The man dismissed them, and first to spring through the veranda into the open sunshine was Kim.
“ ’Ere, you! ’Alt! Stop!” said a high voice at his heels. “I’ve got to look after you. My orders are not to let you out of my sight. Where are you goin’?”
It was the drummer-boy who had been hanging round him all the forenoon—a fat and freckled person of about fourteen, and Kim loathed him from the soles of his boots to his cap-ribbons.
“To the bazaar—to get sweets—for you,” said Kim, after thought.
“Well, the bazaar’s out o’ bounds. If we go there we’ll get a dressing-down. You come back.”
“How near can we go?” Kim did not know what bounds meant, but he wished to be polite—for the present.
“ ’Ow near? ’Ow far, you mean! We can go as far as that tree down the road.”
“Then I will go there.”
“All right. I ain’t goin’. It’s too ’ot. I can watch you from ’ere. It’s no good your runnin’ away. If you did, they’d spot you by your clothes. That’s regimental stuff you’re wearin’. There ain’t a picket in Umballa wouldn’t ’ead you back quicker than you started out.”

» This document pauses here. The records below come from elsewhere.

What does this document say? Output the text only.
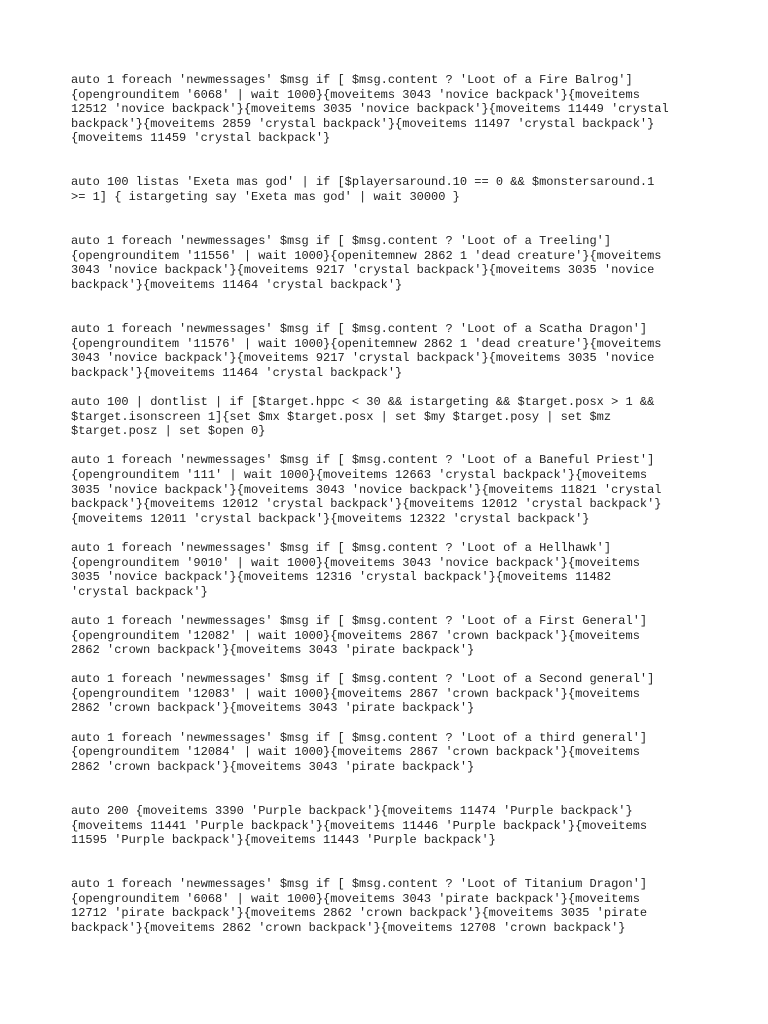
auto 1 foreach 'newmessages' $msg if [ $msg.content ? 'Loot of a Fire Balrog']
{opengrounditem '6068' | wait 1000}{moveitems 3043 'novice backpack'}{moveitems
12512 'novice backpack'}{moveitems 3035 'novice backpack'}{moveitems 11449 'crystal
backpack'}{moveitems 2859 'crystal backpack'}{moveitems 11497 'crystal backpack'}
{moveitems 11459 'crystal backpack'}
auto 100 listas 'Exeta mas god' | if [$playersaround.10 == 0 && $monstersaround.1
>= 1] { istargeting say 'Exeta mas god' | wait 30000 }
auto 1 foreach 'newmessages' $msg if [ $msg.content ? 'Loot of a Treeling']
{opengrounditem '11556' | wait 1000}{openitemnew 2862 1 'dead creature'}{moveitems
3043 'novice backpack'}{moveitems 9217 'crystal backpack'}{moveitems 3035 'novice
backpack'}{moveitems 11464 'crystal backpack'}
auto 1 foreach 'newmessages' $msg if [ $msg.content ? 'Loot of a Scatha Dragon']
{opengrounditem '11576' | wait 1000}{openitemnew 2862 1 'dead creature'}{moveitems
3043 'novice backpack'}{moveitems 9217 'crystal backpack'}{moveitems 3035 'novice
backpack'}{moveitems 11464 'crystal backpack'}
auto 100 | dontlist | if [$target.hppc < 30 && istargeting && $target.posx > 1 &&
$target.isonscreen 1]{set $mx $target.posx | set $my $target.posy | set $mz
$target.posz | set $open 0}
auto 1 foreach 'newmessages' $msg if [ $msg.content ? 'Loot of a Baneful Priest']
{opengrounditem '111' | wait 1000}{moveitems 12663 'crystal backpack'}{moveitems
3035 'novice backpack'}{moveitems 3043 'novice backpack'}{moveitems 11821 'crystal
backpack'}{moveitems 12012 'crystal backpack'}{moveitems 12012 'crystal backpack'}
{moveitems 12011 'crystal backpack'}{moveitems 12322 'crystal backpack'}
auto 1 foreach 'newmessages' $msg if [ $msg.content ? 'Loot of a Hellhawk']
{opengrounditem '9010' | wait 1000}{moveitems 3043 'novice backpack'}{moveitems
3035 'novice backpack'}{moveitems 12316 'crystal backpack'}{moveitems 11482
'crystal backpack'}
auto 1 foreach 'newmessages' $msg if [ $msg.content ? 'Loot of a First General']
{opengrounditem '12082' | wait 1000}{moveitems 2867 'crown backpack'}{moveitems
2862 'crown backpack'}{moveitems 3043 'pirate backpack'}
auto 1 foreach 'newmessages' $msg if [ $msg.content ? 'Loot of a Second general']
{opengrounditem '12083' | wait 1000}{moveitems 2867 'crown backpack'}{moveitems
2862 'crown backpack'}{moveitems 3043 'pirate backpack'}
auto 1 foreach 'newmessages' $msg if [ $msg.content ? 'Loot of a third general']
{opengrounditem '12084' | wait 1000}{moveitems 2867 'crown backpack'}{moveitems
2862 'crown backpack'}{moveitems 3043 'pirate backpack'}
auto 200 {moveitems 3390 'Purple backpack'}{moveitems 11474 'Purple backpack'}
{moveitems 11441 'Purple backpack'}{moveitems 11446 'Purple backpack'}{moveitems
11595 'Purple backpack'}{moveitems 11443 'Purple backpack'}
auto 1 foreach 'newmessages' $msg if [ $msg.content ? 'Loot of Titanium Dragon']
{opengrounditem '6068' | wait 1000}{moveitems 3043 'pirate backpack'}{moveitems
12712 'pirate backpack'}{moveitems 2862 'crown backpack'}{moveitems 3035 'pirate
backpack'}{moveitems 2862 'crown backpack'}{moveitems 12708 'crown backpack'}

This did not impress Kim as much as the knowledge that his raiment would tire him out if he tried to run. He slouched to the tree at the corner of a bare road leading towards the bazaar, and eyed the natives passing. Most of them were barrack-servants of the lowest caste. Kim hailed a sweeper, who promptly retorted with a piece of unnecessary insolence, in the natural belief that the European boy could not follow it. The low, quick answer undeceived him. Kim put his fettered soul into it, thankful for the late chance to abuse somebody in the tongue he knew best. “And now, go to the nearest letter-writer in the bazaar and tell him to come here. I would write a letter.”
“But—but what manner of white man’s son art thou to need a bazaar letter-writer? Is there not a schoolmaster in the barracks?”

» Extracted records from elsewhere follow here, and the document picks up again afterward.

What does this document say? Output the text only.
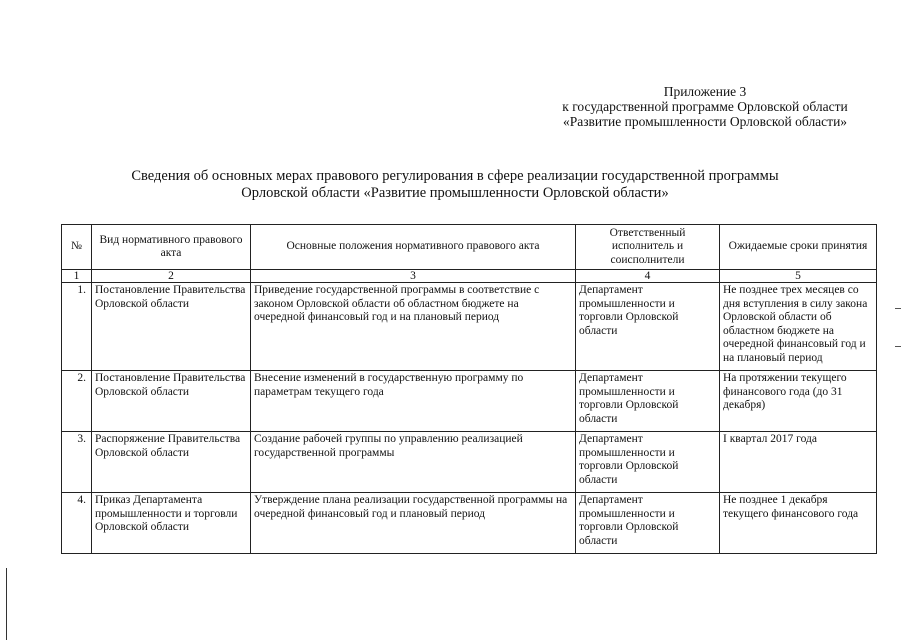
Приложение 3
к государственной программе Орловской области
«Развитие промышленности Орловской области»
Сведения об основных мерах правового регулирования в сфере реализации государственной программы
Орловской области «Развитие промышленности Орловской области»
№	Вид нормативного правового акта	Основные положения нормативного правового акта	Ответственный исполнитель и соисполнители	Ожидаемые сроки принятия
1	2	3	4	5
1.	Постановление Правительства Орловской области	Приведение государственной программы в соответствие с законом Орловской области об областном бюджете на очередной финансовый год и на плановый период	Департамент промышленности и торговли Орловской области	Не позднее трех месяцев со дня вступления в силу закона Орловской области об областном бюджете на очередной финансовый год и на плановый период
2.	Постановление Правительства Орловской области	Внесение изменений в государственную программу по параметрам текущего года	Департамент промышленности и торговли Орловской области	На протяжении текущего финансового года (до 31 декабря)
3.	Распоряжение Правительства Орловской области	Создание рабочей группы по управлению реализацией государственной программы	Департамент промышленности и торговли Орловской области	I квартал 2017 года
4.	Приказ Департамента промышленности и торговли Орловской области	Утверждение плана реализации государственной программы на очередной финансовый год и плановый период	Департамент промышленности и торговли Орловской области	Не позднее 1 декабря текущего финансового года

“Ay; and Hell is full of the same sort. Do my order, you—you Od! Thy mother was married under a basket! Servant of Lal Beg” (Kim knew the God of the sweepers), “run on my business or we will talk again.”

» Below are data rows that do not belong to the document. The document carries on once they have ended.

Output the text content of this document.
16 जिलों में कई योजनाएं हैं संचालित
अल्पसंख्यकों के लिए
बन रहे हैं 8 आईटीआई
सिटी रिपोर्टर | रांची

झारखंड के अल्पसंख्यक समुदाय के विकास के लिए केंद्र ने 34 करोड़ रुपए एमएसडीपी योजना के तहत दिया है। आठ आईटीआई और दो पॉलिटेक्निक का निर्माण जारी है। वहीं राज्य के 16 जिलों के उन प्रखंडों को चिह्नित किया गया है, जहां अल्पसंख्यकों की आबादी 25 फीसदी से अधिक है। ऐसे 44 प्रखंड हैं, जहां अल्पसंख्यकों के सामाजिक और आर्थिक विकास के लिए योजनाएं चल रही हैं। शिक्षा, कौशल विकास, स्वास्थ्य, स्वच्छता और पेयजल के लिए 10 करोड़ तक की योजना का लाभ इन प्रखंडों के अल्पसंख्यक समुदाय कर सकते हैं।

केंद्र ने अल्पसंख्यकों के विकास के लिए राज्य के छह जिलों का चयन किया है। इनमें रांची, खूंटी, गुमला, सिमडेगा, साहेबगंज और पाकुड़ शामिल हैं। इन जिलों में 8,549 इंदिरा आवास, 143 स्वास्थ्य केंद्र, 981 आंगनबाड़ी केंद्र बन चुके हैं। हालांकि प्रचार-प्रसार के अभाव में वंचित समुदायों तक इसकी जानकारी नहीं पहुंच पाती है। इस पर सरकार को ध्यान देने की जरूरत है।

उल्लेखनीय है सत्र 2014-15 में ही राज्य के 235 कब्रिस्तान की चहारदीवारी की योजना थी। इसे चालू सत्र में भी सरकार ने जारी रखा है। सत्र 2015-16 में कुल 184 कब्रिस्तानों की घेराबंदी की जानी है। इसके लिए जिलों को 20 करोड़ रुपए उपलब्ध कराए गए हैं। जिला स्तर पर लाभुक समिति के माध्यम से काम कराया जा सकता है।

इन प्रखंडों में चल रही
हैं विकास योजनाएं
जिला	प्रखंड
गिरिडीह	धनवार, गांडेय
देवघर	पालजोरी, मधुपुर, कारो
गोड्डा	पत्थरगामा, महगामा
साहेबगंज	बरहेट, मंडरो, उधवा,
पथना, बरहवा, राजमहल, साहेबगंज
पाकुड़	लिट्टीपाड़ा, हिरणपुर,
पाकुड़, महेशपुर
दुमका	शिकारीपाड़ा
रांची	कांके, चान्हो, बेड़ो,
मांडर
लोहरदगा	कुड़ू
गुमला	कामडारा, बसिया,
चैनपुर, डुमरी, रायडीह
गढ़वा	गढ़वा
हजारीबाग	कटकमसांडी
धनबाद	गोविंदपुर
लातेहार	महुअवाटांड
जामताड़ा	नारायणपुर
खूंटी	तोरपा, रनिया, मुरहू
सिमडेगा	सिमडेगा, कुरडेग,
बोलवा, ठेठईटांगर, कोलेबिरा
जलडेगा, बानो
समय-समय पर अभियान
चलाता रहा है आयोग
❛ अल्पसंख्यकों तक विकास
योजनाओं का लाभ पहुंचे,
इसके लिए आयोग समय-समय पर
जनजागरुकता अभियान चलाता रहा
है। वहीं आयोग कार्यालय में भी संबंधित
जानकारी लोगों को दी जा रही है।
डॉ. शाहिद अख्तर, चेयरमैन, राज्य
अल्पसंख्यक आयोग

The sweeper shuffled off in haste. “There is a white boy by the barracks waiting under a tree who is not a white boy,” he stammered to the first bazaar letter-writer he came across. “He needs thee.”
“Will he pay?” said the spruce scribe, gathering up his desk and pens and sealing-wax all in order.
“I do not know. He is not like other boys. Go and see. It is well worth.”
Kim danced with impatience when the slim young Kayeth hove in sight. As soon as his voice could carry he cursed him volubly.
“First I will take my pay,” the letter-writer said. “Bad words have made the price higher. But who art thou, dressed in that fashion, to speak in this fashion?”